DEV Community

Samwel Wachira
Samwel Wachira

Posted on

DATA ENGINEERING ROADMAP FOR BEGINNERS.

Image description

As a growing data professional, you’ll probably find yourself developing an ETL solution at some point, and although you might be a Data Analyst/Scientist, the basics of Data Engineering are very key in career growth, mainly cause it combines SQL, Python, Machine Learning, DevOps & Data Visualisation skills.
Simple Definition terms
What is Analytics? : Analytics is defined as any action that converts data into insights.
What is a data architecture?: A Data architecture is the structure that enables the storage, transformation, exploitation, and governance of data.
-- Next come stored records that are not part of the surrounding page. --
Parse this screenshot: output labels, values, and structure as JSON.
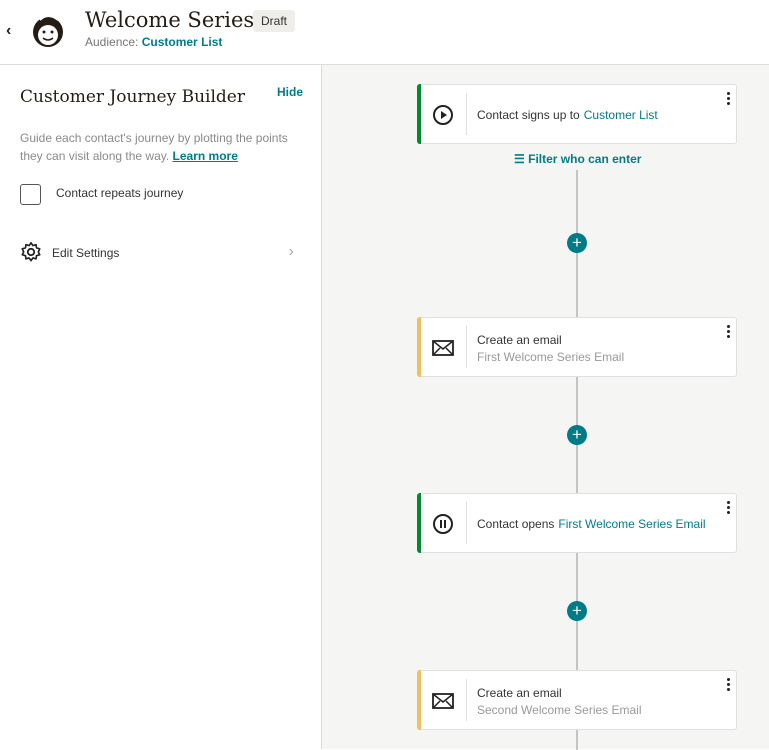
{
  "header": {
    "back": "‹",
    "title": "Welcome Series",
    "status": "Draft",
    "audience_label": "Audience:",
    "audience": "Customer List"
  },
  "sidebar": {
    "title": "Customer Journey Builder",
    "hide": "Hide",
    "description": "Guide each contact's journey by plotting the points they can visit along the way.",
    "learn_more": "Learn more",
    "repeat_label": "Contact repeats journey",
    "edit_settings": "Edit Settings"
  },
  "canvas": {
    "filter": "Filter who can enter",
    "cards": [
      {
        "text": "Contact signs up to",
        "link": "Customer List",
        "type": "trigger",
        "accent": "#00892e"
      },
      {
        "text": "Create an email",
        "sub": "First Welcome Series Email",
        "type": "email",
        "accent": "#f0c060"
      },
      {
        "text": "Contact opens",
        "link": "First Welcome Series Email",
        "type": "trigger",
        "accent": "#00892e"
      },
      {
        "text": "Create an email",
        "sub": "Second Welcome Series Email",
        "type": "email",
        "accent": "#f0c060"
      }
    ]
  }
}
Definition of Data Engineering
This is the practice of designing and building systems for collecting storing and analyzing data at scale. It is a broad field with applications in just about any industry.
Data Engineering is the complex task of making raw data usable to Data Scientists and groups within an organization.
These pipelines must take data from many disparate sources and collect them into a single warehouse that represents the data uniformly as a single source of truth.

Role of a Data Engineer.
Data engineers design and build pipelines that transform and transport data into a format wherein, by the time it reaches the Data Scientists or other end users it is in a highly usable state.
Data Engineer build data pipelines because they want to get their data into a place from where the business can make, data-driven decisions.

Image description

Data Lake
It generally describes a place where you can securely store various types of data of all scales for processing and analytics.
Data Lakes are typically used to drive Data Analytics, Data Science & ML workloads, or batch and streaming data pipelines.
Data Lakes will accept all types of data, they are portable, on premise or in the cloud.
The first line of defense in enterprise data is your data lake. It’s the central, give me whatever data at whatever volume, variety, formats, and velocity you got. I can take it.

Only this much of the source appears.